Truth is, every time I venture out into public with Jake I am essentially inviting the world to see a little of God’s grace in the life of my son. I try to maintain that gospel attitude when glances become stares.
Deep inside I realize every stare is a thought, perhaps a question that needs answered or a statement that needs to be clarified. So as the parent of a child with multiple special needs, I have learned to sometimes (not all times) interpret the stares and decipher the thoughts.
I have also formulated some responses to these stares–other than the initial, internal, parental-emotional, rhetorical response of, “What are you looking at?”
Take for instance a recent trip to a crowded shopping mall where, without warning, Jake got mad and threw a box of candy (which contained about 500 or so Jelly Belly jelly beans—his favorite snack). As the box hit the tile floor of the mall, it exploded like a hand grenade, shooting sugary projectiles for 25-feet in all directions.
People froze as if they had suddenly wandered onto an unmarked mine field. Then, like spectators at the scene of a bad car wreck, every eye in the mall zoomed in on my screaming, disabled son as my wife and other children scrambled to clean up the mess.
So I’ll use this multifaceted shopping-mall-crowd to break down the stares:
1. The angry stare: “Someone needs to get that kid under control. If that were my child I would…”

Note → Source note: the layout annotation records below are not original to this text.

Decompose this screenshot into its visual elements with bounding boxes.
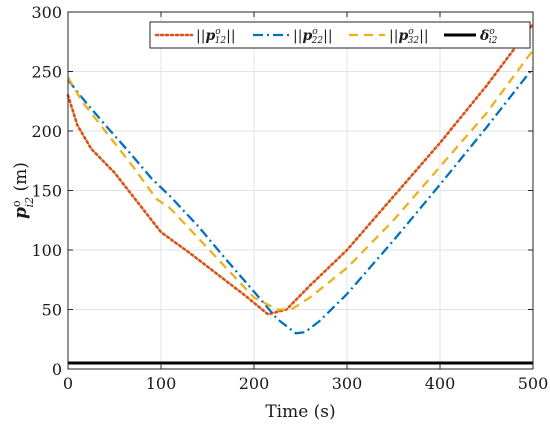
- y-tick-label: 200: [31, 122, 62, 141]
- legend-label-3: ||po 32||: [389, 27, 429, 46]
- legend: ||po 12|| ||po 22|| ||po 32|| δo i2: [149, 21, 531, 49]
- x-tick-label: 400: [425, 374, 456, 393]
- y-tick-label: 50: [42, 301, 62, 320]
- x-axis-label: Time (s): [265, 402, 335, 422]
- series-line-3: [67, 49, 534, 311]
- x-tick-label: 0: [63, 374, 73, 393]
- y-axis-label-sup: o: [10, 200, 23, 207]
- y-tick-label: 100: [31, 241, 62, 260]
- legend-items: ||po 12|| ||po 22|| ||po 32|| δo i2: [154, 27, 498, 46]
- series-lines: [66, 22, 535, 365]
- y-tick-label: 0: [52, 360, 62, 379]
- y-axis-label: poi2 (m): [10, 162, 36, 219]
- x-tick-label: 100: [146, 374, 177, 393]
- y-axis-label-sub: i2: [23, 197, 36, 208]
- y-tick-label: 150: [31, 182, 62, 201]
- y-tick-label: 300: [31, 3, 62, 22]
- axis-ticks: 0 100 200 300 400 500 0 50 100 150 200 250 300: [31, 3, 548, 393]
- grid-lines: [67, 11, 534, 370]
- legend-label-2: ||po 22||: [293, 27, 333, 46]
- x-tick-label: 200: [239, 374, 270, 393]
- legend-label-4: δo i2: [479, 27, 498, 46]
- series-line-2: [67, 67, 534, 335]
- y-tick-label: 250: [31, 63, 62, 82]
- legend-label-1: ||po 12||: [196, 27, 236, 46]
- y-axis-label-base: p: [11, 207, 31, 219]
- x-tick-label: 300: [332, 374, 363, 393]
- series-line-1: [66, 22, 535, 316]
- x-tick-label: 500: [518, 374, 549, 393]
- y-axis-label-unit: (m): [11, 162, 31, 197]
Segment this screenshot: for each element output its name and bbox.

Response: You would what? You’re right, someone does need to get this child under control. Do you have any ideas? Really? Enlighten us all with your parenting secrets. Tell me what you know about autism, cerebral palsy and PDD-NOS. Maybe you can come to our house, spend an afternoon in our life, and then tell us how we can correct all of this. I didn’t think so.
2. The compassionate stare: “Oh that poor child and those poor parents, they look so weary. I wish there was something I could do for them”
Response: Why don’t you start by helping my wife and kids pick up the jellybeans? We are weary. Thank you for noticing (and that is a sincere thank you). What’s more important is the source of Strength behind our weariness. Your compassion is always welcome. Pray for us, but do not pity us. There are greater things happening here than any of us realize. We are blessed beyond measure to have a child like this.
3. The curious stare: “I wonder what is wrong with that kid.”
Response: I wrote a book about it. You should buy it. All the proceeds go to a great cause. Meanwhile, come and ask. (Preferably not right in the middle of an episode or I might emotionally vomit out, “What’s wrong with him? What’s wrong with you?”) If I do something like that please forgive me. When things settle down, I’d love to share our story with you. I especially don’t mind if you are a curious child or young person.
4. The polite stare: “I think they just saw me staring. I shouldn’t stare. I’ll smile and nod my head now just to let them know I wasn’t staring rudely.”
Response: Yeah, I saw you. It’s ok. I’ve been there too, not knowing what to do. Thanks for the smile and the head nod. I know what it means. Here’s one back at you.
5. The pretend to not stare, stare: “Don’t look. Don’t look. Don’t look. Eyes forward. Just keep walking. Pretend nothing happened.”
Response: A kid just threw 500 jellybeans down on the mall floor and is now throwing a screaming fit and you didn’t notice? Are you kidding me?
6. The empathetic stare: “I wonder what it is like to live their life. I am so thankful my children are not disabled. I wonder if I could handle that role as a parent.”
Response: It is heartbreaking sometimes, but there are God-sized amazing moments too. Go home and pass ball with your kids. Squeeze them tight. Take a long walk, have a long talk, eat peacefully as a family in a restaurant, get a babysitter and go on a date with your wife, and sincerely thank God for your typical family. But don’t forget that there are others out there that might need your help too. Get involved, volunteer, provide respite, mentor, pray, educate, embrace, befriend and most importantly learn…these families have much to teach.
I’m sure there are many more stares that could be interpreted and many more responses to be communicated by families with special needs everywhere. Maybe this post will help. Or maybe we should write a tract or a pamphlet and carry a stack with us as a hand out to onlookers in times like these.